The future of oil production resides in unconventional oil, which has, on average, higher production costs (in terms of both money and energy) than conventional oil, and should prove in time to have a (much) lower EROI than conventional oil. Similar comments apply to other substitutes such as biofuels. The lack of peer-reviewed estimates of the EROI of such resources indicates a clear need for further investigation.

Transitioning to lower EROI energy sources has a number of implications for global society.

  1. It will reallocate energy that was previously destined for society towards the energy industry alone. This will, over the long run, lower the net energy available to society, creating significant headwinds for economic growth.
  2. Transitioning to lower EROI oil means that the price of oil will remain high compared to the past, which will also place contractionary pressure on the economy.
  3. As we try to increase oil supplies from unconventional sources, we will accelerate the resource acquisition rate, and therefore the degradation of our natural environment.

It is important to realize that the problems related to declining EROI are not easily solved. Renewable energy may indeed represent the future of energy development, but renewables are a long time off from displacing oil. Lastly, it seems apparent that the supply-side solutions (more oil, renewable energy, etc.) will not be sufficient to offset the impact that declining EROI has on economic growth. All of this evidence indicates that it is time to re-examine the pursuit of economic growth at all costs, and maybe examine how we can reduce demand for oil while trying to maintain and improve quality of life.
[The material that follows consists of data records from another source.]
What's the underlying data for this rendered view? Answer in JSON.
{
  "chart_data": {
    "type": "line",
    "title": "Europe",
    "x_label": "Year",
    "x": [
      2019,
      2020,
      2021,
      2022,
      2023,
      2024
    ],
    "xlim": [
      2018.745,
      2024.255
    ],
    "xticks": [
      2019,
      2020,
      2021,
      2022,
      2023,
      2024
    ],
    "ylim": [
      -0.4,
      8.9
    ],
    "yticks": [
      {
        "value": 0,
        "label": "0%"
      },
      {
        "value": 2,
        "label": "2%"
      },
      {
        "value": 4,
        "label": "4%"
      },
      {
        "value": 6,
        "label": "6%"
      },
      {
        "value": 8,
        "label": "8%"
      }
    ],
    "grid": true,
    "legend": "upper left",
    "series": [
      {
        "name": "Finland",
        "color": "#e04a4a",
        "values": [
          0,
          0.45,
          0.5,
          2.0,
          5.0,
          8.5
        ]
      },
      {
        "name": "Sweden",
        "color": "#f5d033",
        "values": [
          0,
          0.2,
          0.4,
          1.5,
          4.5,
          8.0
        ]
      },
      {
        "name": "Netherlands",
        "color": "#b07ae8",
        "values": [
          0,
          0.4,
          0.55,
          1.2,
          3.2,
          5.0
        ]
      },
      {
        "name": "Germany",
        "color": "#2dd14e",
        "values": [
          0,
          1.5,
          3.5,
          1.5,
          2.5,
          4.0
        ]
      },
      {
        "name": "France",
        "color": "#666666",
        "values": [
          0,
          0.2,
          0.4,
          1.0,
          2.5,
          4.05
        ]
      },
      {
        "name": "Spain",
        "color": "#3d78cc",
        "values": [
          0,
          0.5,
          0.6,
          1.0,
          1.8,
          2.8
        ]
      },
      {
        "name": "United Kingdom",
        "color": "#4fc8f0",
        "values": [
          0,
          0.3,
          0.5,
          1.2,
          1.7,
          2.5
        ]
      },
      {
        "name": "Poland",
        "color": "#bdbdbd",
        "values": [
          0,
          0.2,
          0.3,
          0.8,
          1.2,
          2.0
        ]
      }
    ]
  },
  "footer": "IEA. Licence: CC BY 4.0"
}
A good summary of these problems is also given in Sorrell [72].

For society, we can either dictate our own energy future by enacting smart energy policies that recognize the clear and real limits to our own growth, or we can let those limits be dictated to us by the physical constraints of declining EROI. Either way, both the natural succession of ecosystems on Earth and declining EROI of oil production indicate that we should expect the economic growth rates of the next 100 years to look nothing like those of the last 100 years.